The thin old man looked at the ceiling. I could see then why he wore the scarf. The wrinkles on his neck made me add ten years to the seventy I had already credited him with.

“How much?”

“I sold my honor for a mere fifteen dollars,” he said, pulling three fives from his pocket and placing two of them on the counter. “Filthy lucre, but I truly need it. I spent some of it on a cab to get here.”

“Keep it,” I said.

“I had to tell you,” he said.

His pie was gone. I asked if he wanted another slice. He considered it and shook his head.

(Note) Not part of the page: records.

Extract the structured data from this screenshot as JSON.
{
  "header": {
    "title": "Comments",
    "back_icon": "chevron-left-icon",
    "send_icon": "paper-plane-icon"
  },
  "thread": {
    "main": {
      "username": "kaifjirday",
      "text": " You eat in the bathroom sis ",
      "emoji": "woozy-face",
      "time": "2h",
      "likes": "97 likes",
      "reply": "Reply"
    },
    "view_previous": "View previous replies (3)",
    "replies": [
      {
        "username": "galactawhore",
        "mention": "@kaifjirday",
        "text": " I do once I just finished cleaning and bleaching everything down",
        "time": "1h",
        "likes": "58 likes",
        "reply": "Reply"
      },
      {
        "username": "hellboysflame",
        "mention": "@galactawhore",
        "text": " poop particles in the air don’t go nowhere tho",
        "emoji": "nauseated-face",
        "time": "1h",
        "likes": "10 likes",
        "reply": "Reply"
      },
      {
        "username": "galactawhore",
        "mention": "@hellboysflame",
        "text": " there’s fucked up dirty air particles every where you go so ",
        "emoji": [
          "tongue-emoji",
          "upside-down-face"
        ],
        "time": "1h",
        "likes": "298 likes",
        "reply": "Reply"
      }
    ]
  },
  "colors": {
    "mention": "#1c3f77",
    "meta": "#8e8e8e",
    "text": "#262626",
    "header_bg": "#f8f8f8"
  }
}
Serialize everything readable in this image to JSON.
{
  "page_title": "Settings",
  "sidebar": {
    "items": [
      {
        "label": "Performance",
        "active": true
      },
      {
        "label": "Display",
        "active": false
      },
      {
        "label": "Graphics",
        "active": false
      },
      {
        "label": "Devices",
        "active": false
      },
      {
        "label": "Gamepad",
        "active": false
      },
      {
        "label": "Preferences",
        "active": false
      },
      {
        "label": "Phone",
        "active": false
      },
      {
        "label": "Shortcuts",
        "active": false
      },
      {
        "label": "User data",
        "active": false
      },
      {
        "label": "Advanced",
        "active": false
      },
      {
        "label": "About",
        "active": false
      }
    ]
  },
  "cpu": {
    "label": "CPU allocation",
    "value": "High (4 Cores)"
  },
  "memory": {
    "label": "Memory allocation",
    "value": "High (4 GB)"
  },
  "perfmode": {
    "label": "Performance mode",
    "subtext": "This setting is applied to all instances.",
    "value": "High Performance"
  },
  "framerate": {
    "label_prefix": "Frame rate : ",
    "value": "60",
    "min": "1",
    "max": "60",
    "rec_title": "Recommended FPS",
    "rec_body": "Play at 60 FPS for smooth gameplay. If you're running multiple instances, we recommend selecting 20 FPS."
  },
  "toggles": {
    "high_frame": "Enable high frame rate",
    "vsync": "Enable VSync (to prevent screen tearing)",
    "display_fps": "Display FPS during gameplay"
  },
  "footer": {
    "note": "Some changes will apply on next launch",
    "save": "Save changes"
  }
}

“You did the right thing,” I said.

“And you won’t tell Dr. Minck?”

“Write his screenplay,” I said.

“I don’t think he has a realistic idea about it,” Vanderhoff said. “He’s planning to produce this himself if he can’t get studio backing. And he wants to approach Clark Gable to play him. Dr. Minck claims to be friends with people like Gary Grant, Gable, Joan Crawford, and Fred Astaire.”

“He has met them,” I said. “The word ‘friends’ is definitely pushing reality.”

“I feel better,” he said, standing and rewrapping his scarf. “Confession. Very cleansing.”

“Hold on and I’ll give you a ride back to the Farraday,” I said.

“I almost forgot,” Vanderhoff said. “The man who gave me the fifteen dollars said something peculiar just before he left. He told me not to tell it to anyone else. He told me to watch closely tonight at the dinner because the dead would rise.”

That was pretty much what Juanita had told me. I didn’t understand it any better coming from Pancho. I would, eventually-but “eventually” still was quite a few surprises away.

I placed a dollar on the counter and told Anita I would call her later. She gave Pancho a smile. He twitched one back at her.

I dropped off Pancho at the Farraday and headed for the Pan-tages where Blackstone had told me they would be rehearsing and making some changes to the show because of Gwen’s absence and the damage to the buzz saw.

The old man at the stage door recognized me and waved me in with his pipe. I could hear voices coming from the stage beyond the heavy curtains, just out of sight.

“Catch him?” the old man said.

“Not yet.”

He adjusted his suspenders with his thumbs, looked at his pipe over the top of his rimless glasses and then looked at me as if he were going to honor me with sage advice.

“Meat loaf sandwich for lunch,” he said, touching his stomach. “Didn’t agree with me.”

“Sorry to hear it,” I said. “Look …”

“Raymond,” he said. “Raymond Ramutka.”

He paused, his eyes wide, expecting a reaction. When I didn’t respond, he rubbed his left hand on his thick wild mane of white hair.